Afterwards, I tried to send 80 critiques to the workshop, but it was an overwhelming task and I could not send more than 20. As a result, he canceled my membership! (3 years ago).

However, fiction writing is the most difficult type of writing in all languages because the writer has to be familiar with many various words and phrases (not only in one field) and be able to create different characters and scenes and describe them masterfully. So in addition to being fluent in that language, he/she should be talented in story writing and have a potential mind in this field.
 
Yes, my purpose was the same.
I couldn't agree more.
I have seen the forums where you have to submit critiques before able to post yourself. I understand that they want to stop people from leaching and not add anything useful but 80 is quite a bit.

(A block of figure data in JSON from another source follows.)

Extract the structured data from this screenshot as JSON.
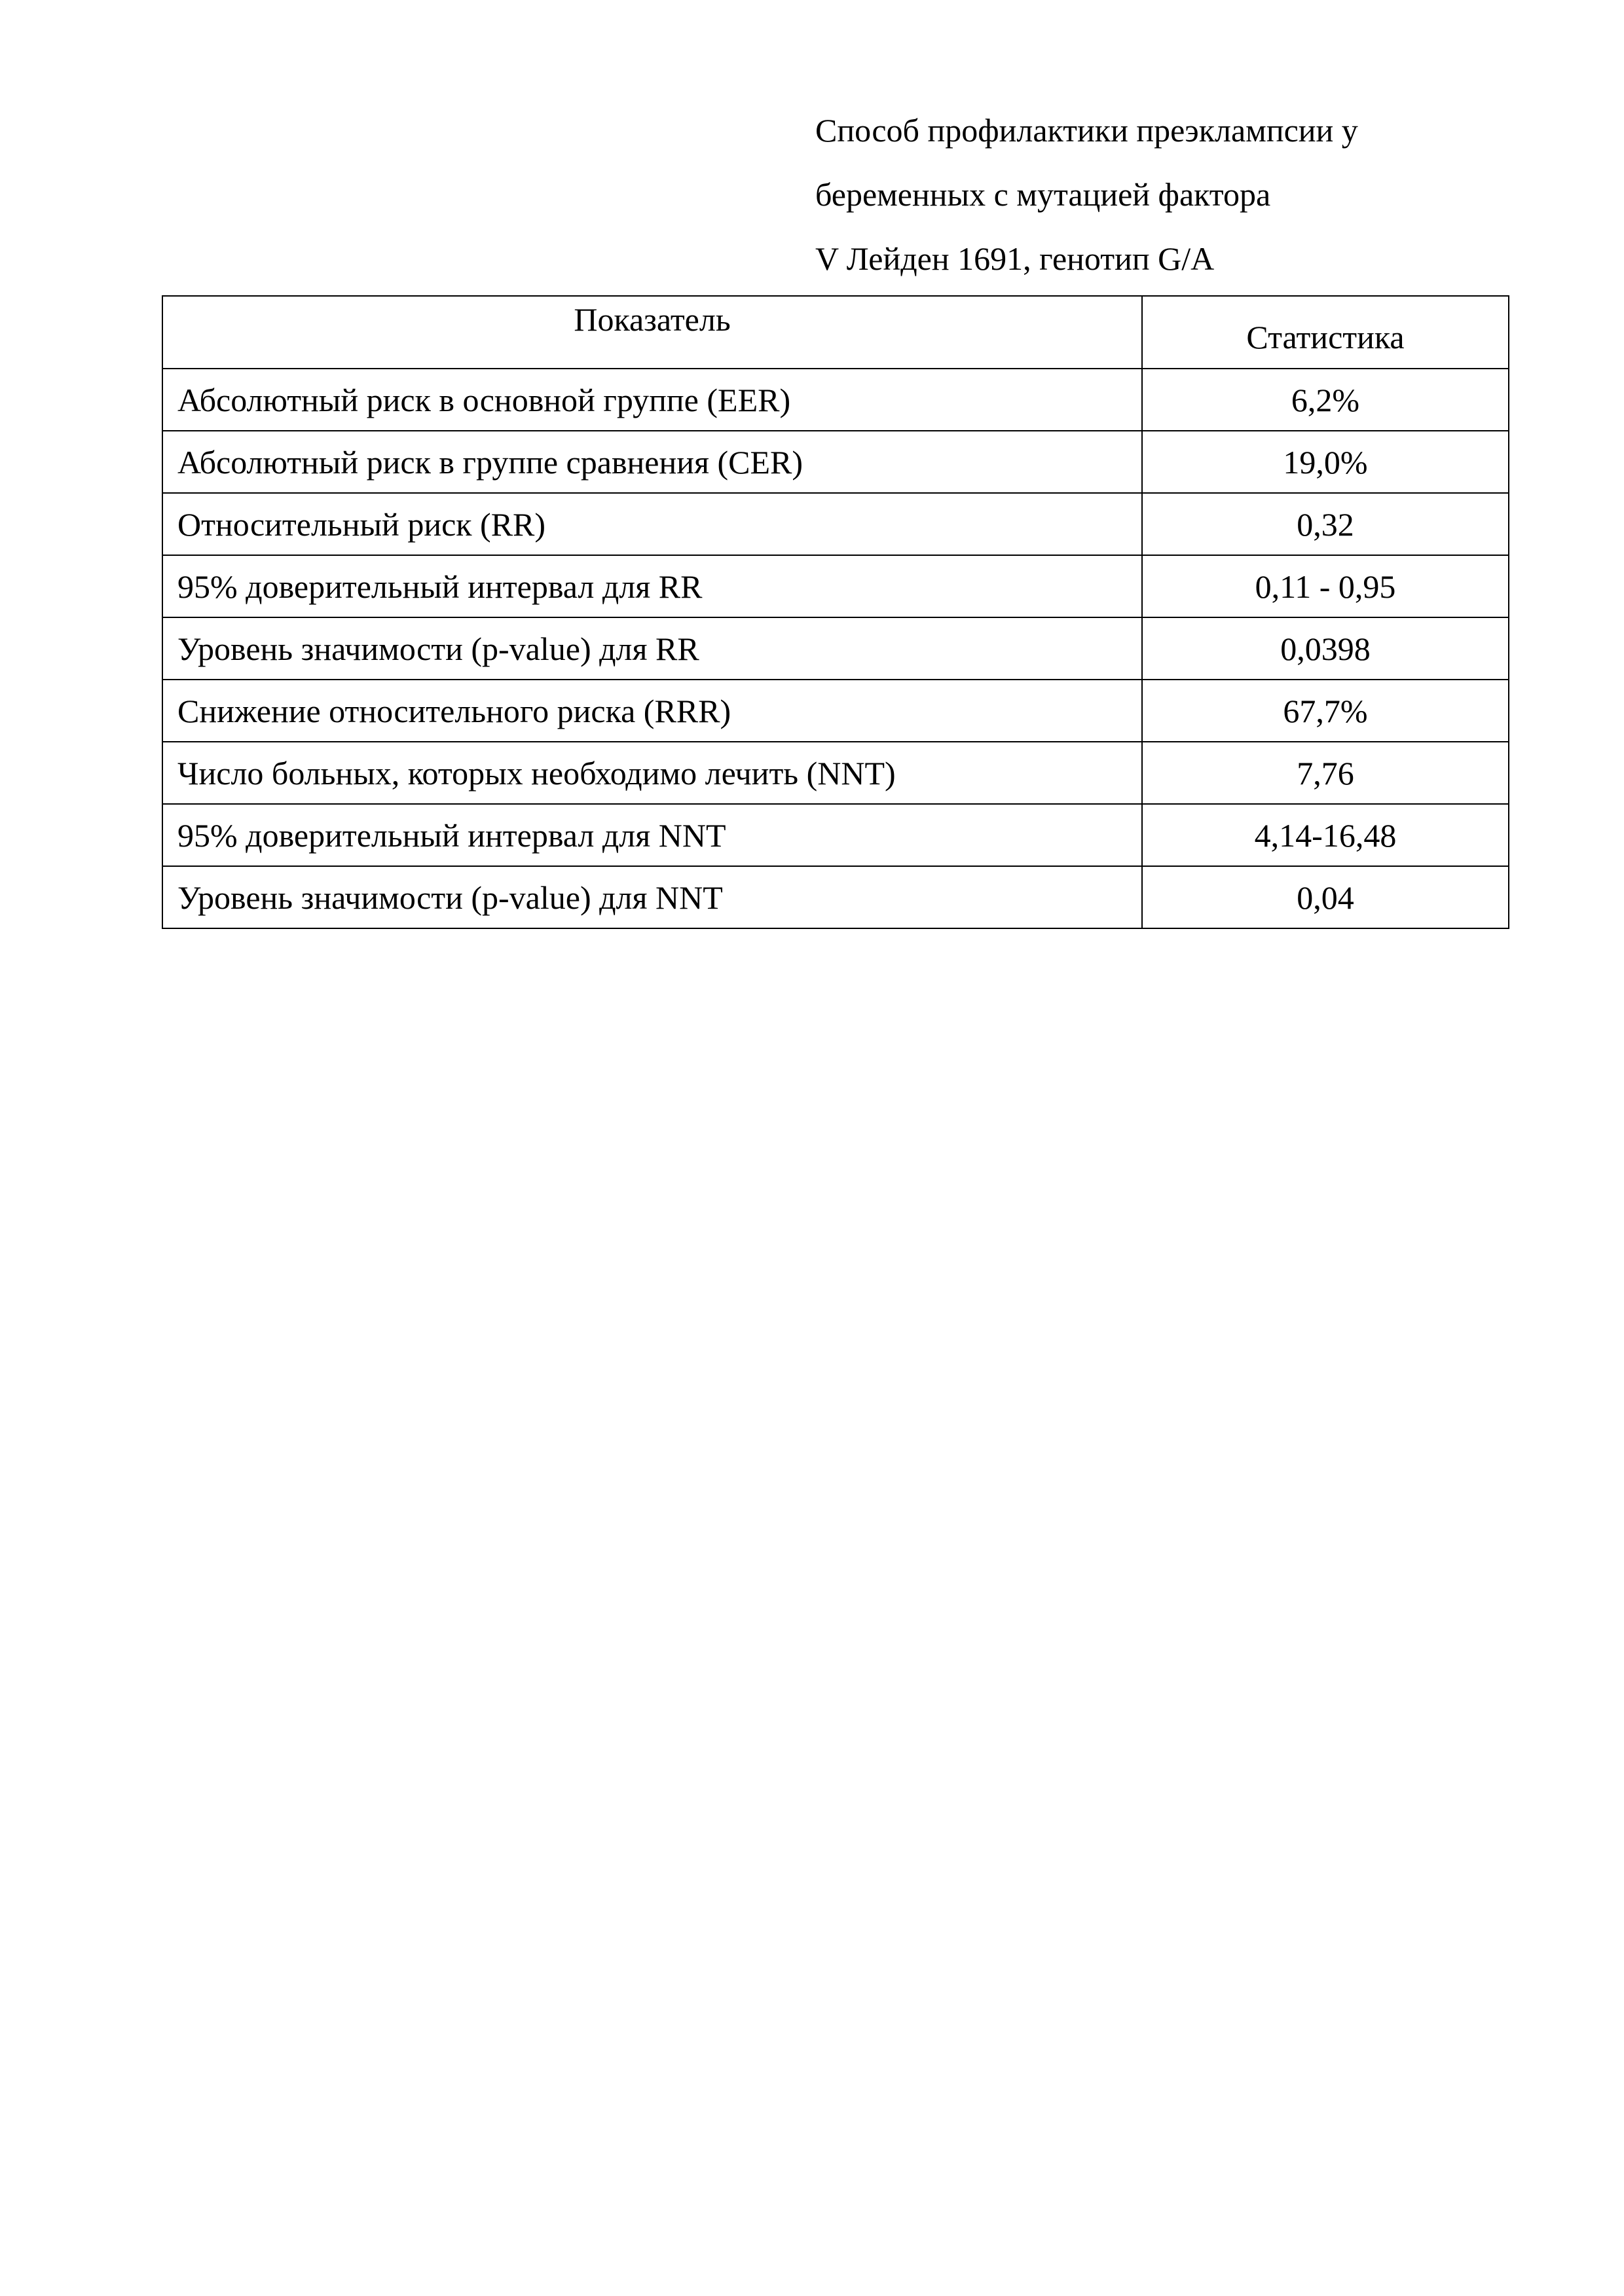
{
  "title_lines": [
    "Способ профилактики преэклампсии у",
    "беременных с мутацией фактора",
    "V Лейден 1691, генотип  G/A"
  ],
  "table": {
    "headers": [
      "Показатель",
      "Статистика"
    ],
    "rows": [
      [
        "Абсолютный риск в основной  группе (EER)",
        "6,2%"
      ],
      [
        "Абсолютный риск в группе сравнения (CER)",
        "19,0%"
      ],
      [
        "Относительный риск (RR)",
        "0,32"
      ],
      [
        "95% доверительный интервал для RR",
        "0,11 - 0,95"
      ],
      [
        "Уровень значимости (p-value) для RR",
        "0,0398"
      ],
      [
        "Снижение относительного риска (RRR)",
        "67,7%"
      ],
      [
        "Число больных, которых необходимо лечить (NNT)",
        "7,76"
      ],
      [
        "95% доверительный интервал для NNT",
        "4,14-16,48"
      ],
      [
        "Уровень значимости (p-value) для NNT",
        "0,04"
      ]
    ]
  }
}
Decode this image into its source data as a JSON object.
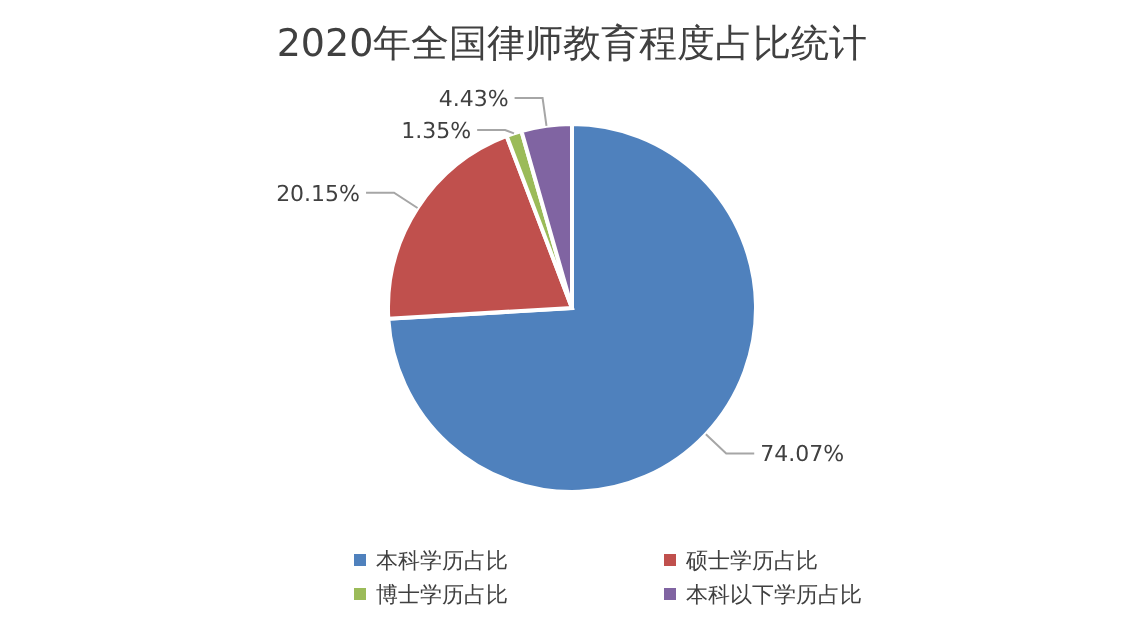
{
  "chart_data": {
    "type": "pie",
    "title": "2020年全国律师教育程度占比统计",
    "categories": [
      "本科学历占比",
      "硕士学历占比",
      "博士学历占比",
      "本科以下学历占比"
    ],
    "values": [
      74.07,
      20.15,
      1.35,
      4.43
    ],
    "colors": [
      "#4f81bd",
      "#c0504d",
      "#9bbb59",
      "#8064a2"
    ],
    "value_labels": [
      "74.07%",
      "20.15%",
      "1.35%",
      "4.43%"
    ],
    "legend": "bottom"
  }
}
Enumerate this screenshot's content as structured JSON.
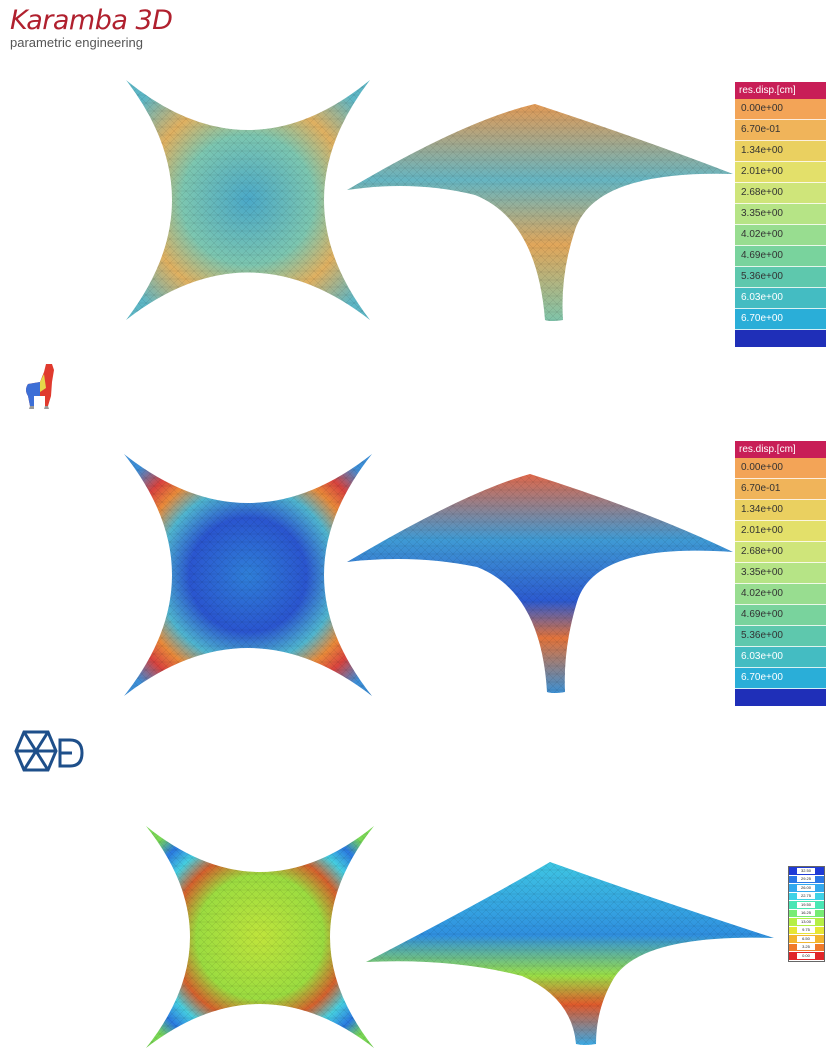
{
  "brand": {
    "title": "Karamba 3D",
    "subtitle": "parametric engineering"
  },
  "panels": [
    {
      "id": "karamba",
      "legend": {
        "header": "res.disp.[cm]",
        "header_color": "#c81e57",
        "values": [
          "0.00e+00",
          "6.70e-01",
          "1.34e+00",
          "2.01e+00",
          "2.68e+00",
          "3.35e+00",
          "4.02e+00",
          "4.69e+00",
          "5.36e+00",
          "6.03e+00",
          "6.70e+00"
        ],
        "colors": [
          "#f3a457",
          "#f0b45a",
          "#ead060",
          "#e3e06a",
          "#cfe57a",
          "#b6e486",
          "#98dd90",
          "#79d39d",
          "#5ec8ad",
          "#44bcc2",
          "#2aaed8"
        ],
        "foot_color": "#1f2fb8"
      }
    },
    {
      "id": "llama",
      "legend": {
        "header": "res.disp.[cm]",
        "header_color": "#c81e57",
        "values": [
          "0.00e+00",
          "6.70e-01",
          "1.34e+00",
          "2.01e+00",
          "2.68e+00",
          "3.35e+00",
          "4.02e+00",
          "4.69e+00",
          "5.36e+00",
          "6.03e+00",
          "6.70e+00"
        ],
        "colors": [
          "#f3a457",
          "#f0b45a",
          "#ead060",
          "#e3e06a",
          "#cfe57a",
          "#b6e486",
          "#98dd90",
          "#79d39d",
          "#5ec8ad",
          "#44bcc2",
          "#2aaed8"
        ],
        "foot_color": "#1f2fb8"
      }
    },
    {
      "id": "fem",
      "mini_legend": {
        "values": [
          "32.50",
          "29.25",
          "26.00",
          "22.75",
          "19.50",
          "16.25",
          "13.00",
          "9.75",
          "6.50",
          "3.25",
          "0.00"
        ],
        "colors": [
          "#1f3ad6",
          "#2a77e6",
          "#33a9ee",
          "#3fd2e6",
          "#4ae6b4",
          "#77ec74",
          "#b5ef45",
          "#e6e634",
          "#f3b52e",
          "#f07a2a",
          "#e0262a"
        ]
      }
    }
  ],
  "icons": {
    "llama": "llama-logo-icon",
    "fem": "hexagon-logo-icon"
  }
}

Btw: your English has come a long way. The reply you wrote looks to me, as a non-native, pretty well written.
 
Btw: your English has come a long way. The reply you wrote looks to me, as a non-native, pretty well written.
Thank you for your graceful comments :)

Yes, it was a long way, and my slow progression has two reasons:

1- I never tried to learn English academically.

2- I always wrote according to my first language rules creatively! (There are some differences between the grammar and syntax structures of the two languages. Usually, my first language uses more comments that are considered redundant in English. Also, the places of words are different in the two languages more or less )

3- One of my problems had always been forgetting the "New Words" and " grammar rules in English due to my lower IQ (lol) or paying attention less in this aspect.